Go to any dinner party a decade ago, and at least half the table would loudly vow they would never take a cruise holiday.

All that changed when cruise lines created ships with amazing food, sensational entertainment and stunning service that sailed to the most desirable destinations on earth.

Suddenly, even the nay-sayers wanted to know what cruising was all about.
These past few weeks, however, have seen events that put a question mark over the progress that has come from all that hard work.

Protests in Venice and Kiel. Moves to limit cruise ship numbers in many towns and cities from Bergen to Barcelona, because residents complain their daily lives are being disrupted.

Even locally, residents from Tasmania to Kangaroo Island are questioning the benefits of playing host to those aboard cruise ships.

And while some in the industry have their heads in the sand, believing it will all go away, the truth is it is likely to get worse unless something is done.

There are 133 ships currently under construction in yards around the world. And 73 of them will carry over 1,000 passengers. Twenty-one will take on board 5000 guests and another almost 2,000 crew. They will join the 272 ships already on the water.

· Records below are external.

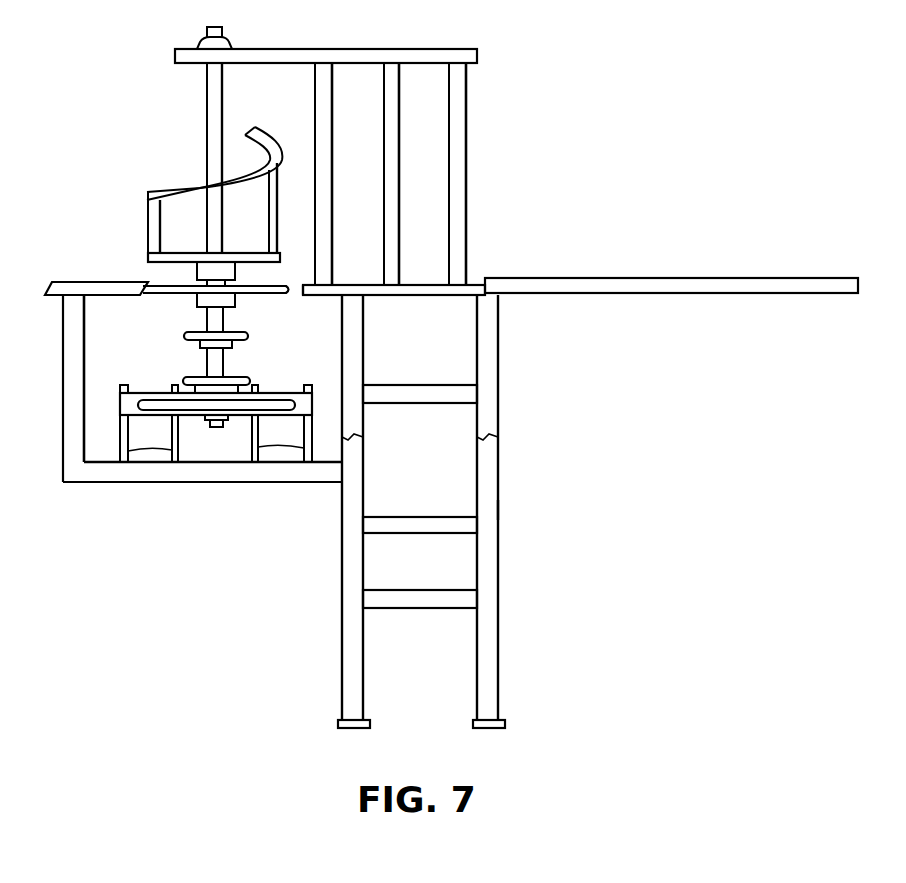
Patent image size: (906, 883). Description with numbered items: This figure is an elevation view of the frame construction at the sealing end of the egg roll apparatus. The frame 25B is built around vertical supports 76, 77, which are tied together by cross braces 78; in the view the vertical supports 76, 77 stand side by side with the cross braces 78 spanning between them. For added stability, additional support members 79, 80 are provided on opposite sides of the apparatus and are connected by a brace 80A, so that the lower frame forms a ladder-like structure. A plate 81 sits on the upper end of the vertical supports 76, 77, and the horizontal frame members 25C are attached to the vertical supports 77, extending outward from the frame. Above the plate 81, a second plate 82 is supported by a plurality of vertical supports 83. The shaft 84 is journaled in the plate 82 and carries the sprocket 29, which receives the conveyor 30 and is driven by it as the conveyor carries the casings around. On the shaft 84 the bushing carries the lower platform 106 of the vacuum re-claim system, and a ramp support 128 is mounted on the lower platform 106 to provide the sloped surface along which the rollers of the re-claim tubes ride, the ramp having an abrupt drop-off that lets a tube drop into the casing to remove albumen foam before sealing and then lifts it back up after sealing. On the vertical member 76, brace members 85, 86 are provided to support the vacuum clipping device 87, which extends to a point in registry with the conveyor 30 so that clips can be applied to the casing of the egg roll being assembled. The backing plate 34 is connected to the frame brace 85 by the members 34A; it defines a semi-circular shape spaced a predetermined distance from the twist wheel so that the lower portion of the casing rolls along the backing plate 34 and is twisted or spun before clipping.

The plate 82 is at (278, 56).
The shaft 84 is at (207, 118).
The ramp support 128 is at (267, 138).
The lower platform 106 is at (148, 258).
The vertical supports 83 is at (328, 163).
The vacuum clipping device 87 is at (70, 282).
The sprocket 29 is at (267, 295).
The conveyor 30 is at (298, 294).
The plate 81 is at (433, 290).
The horizontal frame members 25C is at (738, 278).
The brace member 86 is at (70, 370).
The brace member 85 is at (148, 472).
The backing plate 34 is at (156, 398).
The members 34A is at (243, 441).
The vertical support 76 is at (363, 335).
The vertical support 77 is at (498, 338).
The additional support member 79 is at (352, 672).
The additional support member 80 is at (492, 676).
The cross braces 78 is at (421, 395).
The brace 80A is at (420, 530).
The frame 25B is at (508, 510).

Thankfully, most executives in charge of an industry going through a rapid growth phase see how easy it would be to kill the goose that lays the golden egg.

High spending cruise passengers want authentic experiences on shore as well as great food and shows at sea. Without welcoming destinations, cruise ships will be reduced to floating resorts.

And while, if you’re an accountant, it makes sense to build vessels bigger so you get the economies of scale, it doesn’t necessarily make for a more pleasant experience for passengers or those on shore.

To give you some idea of the scale of the problem, the little town of Hoonah in Alaska is expecting 267,000 passengers off cruise ships this season – a record for this beautiful landscape which has nature as its key selling point. A second dock will drive those numbers up to 400,000.

Yet Hoonah has a population of just 800. And residents are forking out $1.4 million to increase the size of their footpaths so they can walk down their own streets.

Of course, the huge increase in tourism numbers is not entirely due to cruise. The rise of the middle class in China and India and cheap air fares have meant millions more want to tick off the sites on their personal bucket lists.

But, often unfairly, cruise has become the visible embodiment of overtourism.

So in a week that has seen some very public demonstrations against big ships, what is a devoted fan to do?

What you can do about it

Firstly, don’t stop cruising. It’s a wonderful way to see the world and the huge diversity of destinations mean there are many places ready to welcome you and your ship with open arms.

Secondly, choose your cruise with care. Talk to your accredited travel agent about the holiday you want, and make sure you know you’ll be welcome when you get to your destination. We hope reputable agencies will be training staff on alternatives like those in our piece on Mediterranean ports.

Thirdly, support efforts by the likes of Cruise Lines International Association Australasia, who are doing good work bringing local governments together with cruise lines to schedule arrivals and prepare the way.

Consider cruise lines who are working with communities on shore to find ways local businesses can benefit.

And push governments to create sensible sustainable plans where you can.

Venice is a case in point. The people, the cruise lines and the government agree big ships should be anchored outside the city. A Cruise Passenger poll last week showed almost 100% of passengers think so too.

So all we need now is for the Italian government to make it happen.